Mateus não conseguia lembrar se era naquela manhã ou na seguinte que haveria um passeio da escola a um museu da sua cidade, mas se perguntou se não gostaria mais de estar lá do que ali com o pai no Louvre.
Em 15 anos de vida, a única vez que ouviu seu pai falar em museus foi pra criticar uma exposição que ele nem tinha visto, mas que todos diziam que era horrível. Agora, não achava que a visita ao Louvre, ou qualquer outra coisa naquela viagem pomposa e interminável, tinha algum interesse pra ele além das selfies nas redes sociais.
Felizmente, conseguiu se desvencilhar por um tempo, explorar sozinho os salões e demorar-se o quanto quisesse diante da obra que quisesse, permitindo-se sentir o que quer que sentisse. Fazia alguns minutos, por exemplo, que estava parado diante daquela escultura de uma mulher com asas e sem cabeça que, por alguma razão, fazia com que ele pensasse em Vitória.

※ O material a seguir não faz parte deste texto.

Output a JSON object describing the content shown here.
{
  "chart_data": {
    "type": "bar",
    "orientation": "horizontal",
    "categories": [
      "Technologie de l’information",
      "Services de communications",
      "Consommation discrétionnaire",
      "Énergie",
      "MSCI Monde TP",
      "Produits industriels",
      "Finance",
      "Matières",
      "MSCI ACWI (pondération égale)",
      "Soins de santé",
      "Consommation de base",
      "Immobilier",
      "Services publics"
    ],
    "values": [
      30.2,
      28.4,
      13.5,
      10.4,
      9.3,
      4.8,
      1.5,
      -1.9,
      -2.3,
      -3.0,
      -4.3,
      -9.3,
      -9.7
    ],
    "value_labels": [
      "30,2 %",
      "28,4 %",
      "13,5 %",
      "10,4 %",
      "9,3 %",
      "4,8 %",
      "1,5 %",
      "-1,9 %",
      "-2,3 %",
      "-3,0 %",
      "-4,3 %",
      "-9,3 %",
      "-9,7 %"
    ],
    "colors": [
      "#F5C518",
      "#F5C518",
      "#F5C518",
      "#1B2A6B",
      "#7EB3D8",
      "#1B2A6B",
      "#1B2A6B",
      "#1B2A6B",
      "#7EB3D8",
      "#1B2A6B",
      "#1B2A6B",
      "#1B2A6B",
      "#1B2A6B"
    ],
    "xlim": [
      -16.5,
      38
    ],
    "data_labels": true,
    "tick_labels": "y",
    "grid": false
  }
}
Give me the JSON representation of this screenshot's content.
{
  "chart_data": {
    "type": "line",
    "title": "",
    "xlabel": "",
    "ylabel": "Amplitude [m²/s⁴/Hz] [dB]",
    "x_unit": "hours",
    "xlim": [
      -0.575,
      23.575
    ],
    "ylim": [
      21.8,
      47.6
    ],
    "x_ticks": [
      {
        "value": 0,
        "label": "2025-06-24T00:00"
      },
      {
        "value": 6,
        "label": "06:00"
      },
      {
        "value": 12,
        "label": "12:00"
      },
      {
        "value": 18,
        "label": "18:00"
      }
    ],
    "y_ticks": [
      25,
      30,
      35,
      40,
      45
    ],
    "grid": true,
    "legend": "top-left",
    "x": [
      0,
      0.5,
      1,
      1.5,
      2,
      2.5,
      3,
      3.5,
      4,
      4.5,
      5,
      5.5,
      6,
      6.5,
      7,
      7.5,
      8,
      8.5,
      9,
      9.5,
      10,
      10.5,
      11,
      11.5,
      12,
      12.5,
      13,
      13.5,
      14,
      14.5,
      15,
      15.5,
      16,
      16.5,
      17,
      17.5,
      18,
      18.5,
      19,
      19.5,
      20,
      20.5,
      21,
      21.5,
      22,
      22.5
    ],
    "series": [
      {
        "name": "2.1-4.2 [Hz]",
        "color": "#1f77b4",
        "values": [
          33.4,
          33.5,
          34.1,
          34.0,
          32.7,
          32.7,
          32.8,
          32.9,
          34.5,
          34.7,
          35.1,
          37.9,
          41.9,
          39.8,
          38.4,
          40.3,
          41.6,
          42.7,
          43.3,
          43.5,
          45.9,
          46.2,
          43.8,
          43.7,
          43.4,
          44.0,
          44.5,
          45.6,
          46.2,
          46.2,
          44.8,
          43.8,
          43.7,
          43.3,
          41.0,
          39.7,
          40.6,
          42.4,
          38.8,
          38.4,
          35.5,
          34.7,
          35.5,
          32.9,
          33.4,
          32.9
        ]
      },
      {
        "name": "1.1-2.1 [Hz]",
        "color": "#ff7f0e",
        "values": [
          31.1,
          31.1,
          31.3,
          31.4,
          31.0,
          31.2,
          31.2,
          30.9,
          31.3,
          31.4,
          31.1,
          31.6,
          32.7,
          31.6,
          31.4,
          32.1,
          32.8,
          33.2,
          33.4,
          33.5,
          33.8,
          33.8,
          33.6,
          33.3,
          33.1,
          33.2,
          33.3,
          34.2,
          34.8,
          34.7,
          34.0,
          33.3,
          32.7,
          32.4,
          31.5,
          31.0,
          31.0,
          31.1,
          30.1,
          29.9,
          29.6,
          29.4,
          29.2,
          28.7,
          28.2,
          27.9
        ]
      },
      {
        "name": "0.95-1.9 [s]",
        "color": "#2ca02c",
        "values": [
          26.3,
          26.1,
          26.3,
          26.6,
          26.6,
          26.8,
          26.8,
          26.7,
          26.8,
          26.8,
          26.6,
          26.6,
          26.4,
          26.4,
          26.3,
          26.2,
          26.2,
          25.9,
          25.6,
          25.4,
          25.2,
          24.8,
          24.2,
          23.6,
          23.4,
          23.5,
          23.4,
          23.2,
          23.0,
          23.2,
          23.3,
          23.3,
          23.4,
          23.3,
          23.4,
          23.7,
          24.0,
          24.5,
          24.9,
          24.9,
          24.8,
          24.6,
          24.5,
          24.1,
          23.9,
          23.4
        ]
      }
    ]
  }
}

Claro, não precisava muito pra ele pensar em Vitória, mas talvez fosse o fato de que a garota era a imagem que ele tinha da perfeição, enquanto aquela estátua, de tudo o que tinha visto até então, era o mais próximo disso que havia encontrado.
E ao mesmo tempo sentia-se inquieto, como se tanto a imagem quanto a garota pertencessem a um mundo do qual ele não era parte, nem poderia ser nunca. A garota, porque gostava de homens mais velhos, ricos e bonitos como modelos ou artistas de cinema, e uma vez que era perfeita, sempre atraía a atenção de caras assim. A estátua, ele não saberia dizer.
Nem chegou a saber que ela também se chamava Vitória, e que também vinha de um mundo governado pela força e representado por ideais vazios de perfeição e beleza.
O que ele sabia, o que o incomodava de uma forma reconhecível, era a opressão real daqueles ideais no seu dia a dia. Uma noção tão curta da vitória, em guerras sem sentido como as movidas pela religião, por exemplo, enquanto a espiritualidade deveria promover o bem, ou guerras da razão contra a espiritualidade, enquanto havia tanta razão no espírito, ou guerras fúteis pautadas no dinheiro ou em aparências ou políticos de estimação ou o time que perdeu à noite porque o juiz não marcou um pênalti.
E tinha outra coisa que ele finalmente entendeu ali. Algo que tinha a ver com a "crítica construtiva" que o pai sempre fazia de que ele era só mais um a se sentir diferente, igual a milhares de outros que tinham vindo antes dele. Era verdade. Mas só agora Mateus entendia o que aquilo significava, e não era nada que anulasse as diferenças dele, como o pai pretendia que fosse.
E sabia que aquilo, assim como qualquer outro pensamento naquele passeio, eram coisas inúteis de se dizer ao pai.